O discurso foi curto, pouco mais de dois minutos. No contexto não houve reconhecimento da derrota, nem tão pouco repetiu a tradição de parabenizar o vencedor. No entanto, em seu primeiro pronunciamento na noite desta terça-feira (1), 48 horas depois do resultado da eleição, o Presidente da República deixou pistas do futuro do bolsonarismo no país.
“A direita surgiu, de verdade, em nosso país. Nossa robusta representação do Congresso mostra a força dos nossos valores: Deus, pátria, família e liberdade. Formaram diversas lideranças pelo Brasil. Nossos sonhos seguem mais vivos do que nunca (…) É uma honra ser o líder de milhões de brasileiros que, como eu, defendem liberdade econômica, religiosa, de opinião, a honestidade e as cores verde e amarela da nossa bandeira. Muito obrigado.”
De fato, os mais de 58 milhões de votos e a menor diferença entre dois candidatos a Presidência da República mostram que o bolsonarismo vai continuar. Mais ainda após a série de manifestações que fecharam rodovias em vários estados. Mas, qual o futuro de Jair Bolsonaro e do movimento que o levou ao comando do país em 2018?
Para o cientista político Germano Lúcio analisou com exclusividade ao OPINIÃO E NOTÍCIA o que se pode esperar a partir de agora.
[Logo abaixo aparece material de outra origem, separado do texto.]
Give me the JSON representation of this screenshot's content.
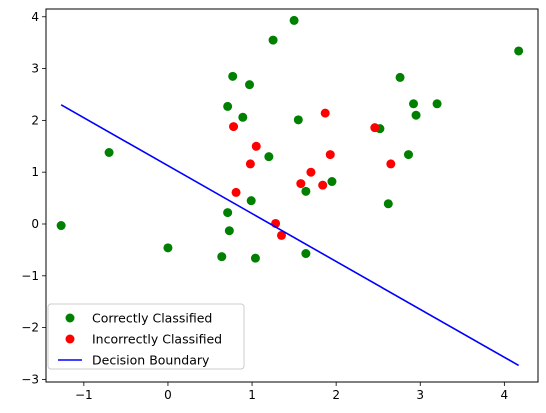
{
  "chart_data": {
    "type": "scatter",
    "xlim": [
      -1.45,
      4.4
    ],
    "ylim": [
      -3.05,
      4.15
    ],
    "x_ticks": [
      -1,
      0,
      1,
      2,
      3,
      4
    ],
    "y_ticks": [
      -3,
      -2,
      -1,
      0,
      1,
      2,
      3,
      4
    ],
    "grid": false,
    "legend_position": "lower-left",
    "series": [
      {
        "name": "Correctly Classified",
        "kind": "scatter",
        "color": "#008000",
        "points": [
          [
            -1.27,
            -0.03
          ],
          [
            -0.7,
            1.38
          ],
          [
            0.0,
            -0.46
          ],
          [
            0.64,
            -0.63
          ],
          [
            0.71,
            0.22
          ],
          [
            0.73,
            -0.13
          ],
          [
            1.04,
            -0.66
          ],
          [
            0.99,
            0.45
          ],
          [
            0.71,
            2.27
          ],
          [
            0.77,
            2.85
          ],
          [
            0.97,
            2.69
          ],
          [
            0.89,
            2.06
          ],
          [
            1.2,
            1.3
          ],
          [
            1.25,
            3.55
          ],
          [
            1.5,
            3.93
          ],
          [
            1.55,
            2.01
          ],
          [
            1.64,
            0.63
          ],
          [
            1.64,
            -0.57
          ],
          [
            1.95,
            0.82
          ],
          [
            2.52,
            1.84
          ],
          [
            2.62,
            0.39
          ],
          [
            2.76,
            2.83
          ],
          [
            2.86,
            1.34
          ],
          [
            2.92,
            2.32
          ],
          [
            2.95,
            2.1
          ],
          [
            3.2,
            2.32
          ],
          [
            4.17,
            3.34
          ]
        ]
      },
      {
        "name": "Incorrectly Classified",
        "kind": "scatter",
        "color": "#ff0000",
        "points": [
          [
            0.78,
            1.88
          ],
          [
            0.81,
            0.61
          ],
          [
            0.98,
            1.16
          ],
          [
            1.05,
            1.5
          ],
          [
            1.28,
            0.01
          ],
          [
            1.35,
            -0.22
          ],
          [
            1.58,
            0.78
          ],
          [
            1.7,
            1.0
          ],
          [
            1.84,
            0.75
          ],
          [
            1.87,
            2.14
          ],
          [
            1.93,
            1.34
          ],
          [
            2.46,
            1.86
          ],
          [
            2.65,
            1.16
          ]
        ]
      },
      {
        "name": "Decision Boundary",
        "kind": "line",
        "color": "#0000ff",
        "points": [
          [
            -1.27,
            2.3
          ],
          [
            4.17,
            -2.73
          ]
        ]
      }
    ]
  }
}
Para ele o “bolsonarismo”, ou melhor, a direita sempre existiu no Brasil, mas agora terá que rever se Bolsonaro ainda será o modelo a ser adotado. “A roupa está apertada”, disse sobre a “personagem Bolsonaro”.
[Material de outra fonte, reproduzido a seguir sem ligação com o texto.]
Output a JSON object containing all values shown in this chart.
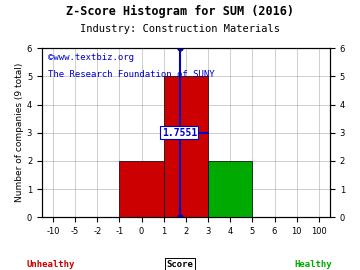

“São duas coisas diferentes, o Bolsonaro e o bolsonarismo. O bolsonarismo sempre existiu no Brasil. Na Marcha com Deus, pela Família e pela Pátria, em 1964, era o bolsonarismo. Essa pauta conservadora o Brasil sempre teve. O Brasil sempre foi um pouco mais conservador do que progressista. Isso é histórico. O bolsonarismo vai continuar existindo. Qual a diferença? É saber se esta personagem, Bolsonaro, vai continuar servindo na roupa deste movimento. Por hora nesta personagem a roupa está apertada. Vai surgir uma nova personagem que caiba nesta roupa que possa representar essa parcela da sociedade brasileira? É uma pergunta que o tempo vai responder. Nesses quatro anos muita coisa pode acontecer. Em 2018 tivemos Marina Silva, Aécio (Neves) em 2014. Onde estão? Cada eleição guarda sua particularidade. Vai depender de como serão esses quatro anos de governo Lula e a capacidade que ele tiver de gerir esse país, como em seu primeiro mandato. Então é provável, isso acontecendo, a relação entre economia e desempenho eleitoral sempre vai andar junto. O eleitor médio ele vai com sua realidade pragmática. Se a economia está boa ele não vota em ideologia”, explica.